The study’s findings are critical because as the Amazon moves closer towards a “tipping point,” they provide a robust evidence base to inform urgently needed conservation and regeneration priorities in the forest. They show that gains can be achieved through a range of actions—including, but not limited to, halting deforestation.

The research, which is published in the scientific journal Proceedings of the National Academy of Sciences (PNAS), was conducted by an international team of scientists from Brazil and the UK. They examined the ecological impacts caused by changes people are making to forest landscapes in two regions of the Brazilian State of Pará—Santarém and Paragominas.

“While the focus to date has been on deforestation, we know tropical forests landscapes are being altered by a much broader range of human activities,” said lead researcher Dr. Cássio Alencar Nunes from Universidade Federal de Lavras in Brazil and Lancaster University in the United Kingdom. “These modifications include deforestation and degradation of primary forest, for example through selective logging and fires, but even deforested landscapes are changing as agricultural abandonment leads to secondary forest regrowth. As a result, many tropical landscapes are now a mosaic of non-forest land uses, regenerating secondary forests, and degraded primary forests.”

By investigating the rate of transformation between different land-uses and their impacts on the ecological condition, the researchers identified the transitions that are common and have high ecological impacts, as well as those that have large impacts but occur less frequently.

“Our results have revealed a richer understanding of how people are affecting the Amazon and its ecosystem,” said Dr. Alencar Nunes.

Collecting data from 310 plots, the researchers looked how changes affect biodiversity, examining more than 2,000 species of trees, lianas, birds, and insects. They also looked at carbon and soil properties.

The researchers also used published data from 2006–2019 about how quickly the landscape has changed over the past decade.

Their results show that transitions from primary and secondary forests to pasture through deforestation amounted to 24,000 km² a year. They found that species richness of almost all biodiversity groups declined by between 18 and 100 percent across plots where primary or secondary forest had been converted to pasture or mechanized agriculture. Transitions from forest to mechanized agriculture had the most ecological impact but occurred less frequently than conversion of forests to pasture.

“Deforestation of primary forests to create pasture is the most damaging land-use change in the Brazilian Amazon,” said Nunes. “Our results show that transitions from primary forests to pasture were always classed as ‘high impact, high rate’ for biodiversity, carbon storage, and soil properties. This underlines the critical and urgent importance of combating deforestation, which has been increasing in the past few years.”
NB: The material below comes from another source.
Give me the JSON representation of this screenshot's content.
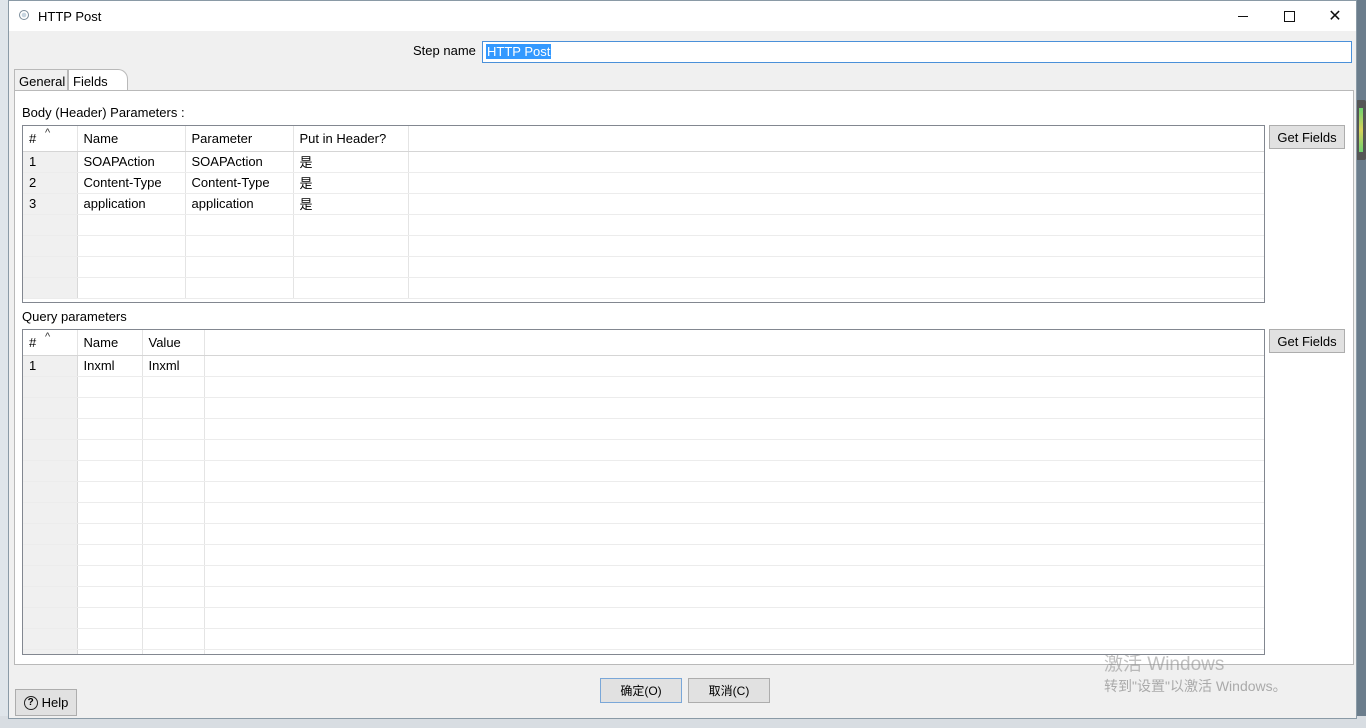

However, the study also revealed opportunities for positive action, for example highlighting the importance of protecting secondary forests and allowing them to mature. They found that the diversity of large trees doubled and small tree diversity increased by 55 percent when young secondary forests became older than 20 years—bringing biodiversity and carbon storage gains.
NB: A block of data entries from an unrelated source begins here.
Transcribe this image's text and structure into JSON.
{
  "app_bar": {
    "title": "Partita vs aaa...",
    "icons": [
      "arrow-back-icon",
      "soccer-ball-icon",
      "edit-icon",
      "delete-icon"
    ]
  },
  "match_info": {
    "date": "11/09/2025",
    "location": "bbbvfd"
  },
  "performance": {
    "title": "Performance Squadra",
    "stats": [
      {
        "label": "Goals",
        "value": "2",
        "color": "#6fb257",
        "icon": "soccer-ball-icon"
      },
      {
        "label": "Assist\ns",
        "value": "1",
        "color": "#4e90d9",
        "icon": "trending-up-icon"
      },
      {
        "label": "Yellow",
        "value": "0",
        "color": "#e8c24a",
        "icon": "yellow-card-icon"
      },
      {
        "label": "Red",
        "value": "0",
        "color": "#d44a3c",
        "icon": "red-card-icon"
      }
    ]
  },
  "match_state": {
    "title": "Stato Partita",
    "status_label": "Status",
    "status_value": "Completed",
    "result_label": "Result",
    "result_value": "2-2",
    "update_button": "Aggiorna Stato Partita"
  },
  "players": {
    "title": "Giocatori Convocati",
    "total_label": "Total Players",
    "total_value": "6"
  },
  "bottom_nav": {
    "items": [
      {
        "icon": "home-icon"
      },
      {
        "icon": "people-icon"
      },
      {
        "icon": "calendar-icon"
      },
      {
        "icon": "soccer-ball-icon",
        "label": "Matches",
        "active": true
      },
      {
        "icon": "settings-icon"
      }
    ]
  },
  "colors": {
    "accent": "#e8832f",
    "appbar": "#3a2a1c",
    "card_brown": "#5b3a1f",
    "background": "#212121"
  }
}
Other results revealed less obvious forms of degradation that are affecting the Amazon’s ecology. They found that changing between types of farming, from cattle pasture to more intensive mechanized agriculture, also diminishes biodiversity, with the diversity of ants and birds decreasing by 30 percent and 59 percent respectively.
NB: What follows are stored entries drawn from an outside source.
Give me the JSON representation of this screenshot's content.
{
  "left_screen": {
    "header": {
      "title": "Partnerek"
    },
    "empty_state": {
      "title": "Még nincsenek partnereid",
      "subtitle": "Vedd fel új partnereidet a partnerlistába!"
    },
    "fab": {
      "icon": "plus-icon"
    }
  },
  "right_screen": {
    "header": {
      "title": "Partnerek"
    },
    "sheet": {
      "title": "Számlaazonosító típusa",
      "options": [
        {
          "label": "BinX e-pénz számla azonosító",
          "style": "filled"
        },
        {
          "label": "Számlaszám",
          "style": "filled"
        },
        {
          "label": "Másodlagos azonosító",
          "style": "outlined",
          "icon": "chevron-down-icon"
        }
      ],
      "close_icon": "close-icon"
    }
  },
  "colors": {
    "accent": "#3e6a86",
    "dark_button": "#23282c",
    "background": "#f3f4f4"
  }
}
Nunes said: “These are important findings as they show that there are a multitude of actions that can be taken to protect and improve the ecology of the Amazon. When farmers switch land from pasture to growing crops using mechanized agricultural methods, that is also impacting on biodiversity, but it is a process that is largely hidden when compared to deforestation. By reducing the amount of land that is converted to mechanical farming, and by allowing secondary forests to regrow, we can deliver significant ecological restoration gains in the Amazon. Our analysis helps to define and prioritize the local and regional actions required to stimulate a better Amazonia.”

Co-author Jos Barlow, professor of conservation science at the Lancaster Environment Centre of the Lancaster University, highlighted that the study has further implications for conservation and policy.

He said: “Our results emphasize yet again the importance of tackling deforestation, as well as the additional benefits of avoiding degradation and enhancing the permanence of secondary forests. However, achieving this will require transforming the way the Amazon is currently being managed, including a much better integration of science, policy, and local practices. We also highlight the need to focus on biodiversity as well as carbon in tropical forests—of the three ecosystem components that we analyzed, biodiversity was the most affected by all the land-use changes. We hope that biodiversity can be included in climate change mitigation actions, and that this will be emphasized in the upcoming COP15 on Biodiversity.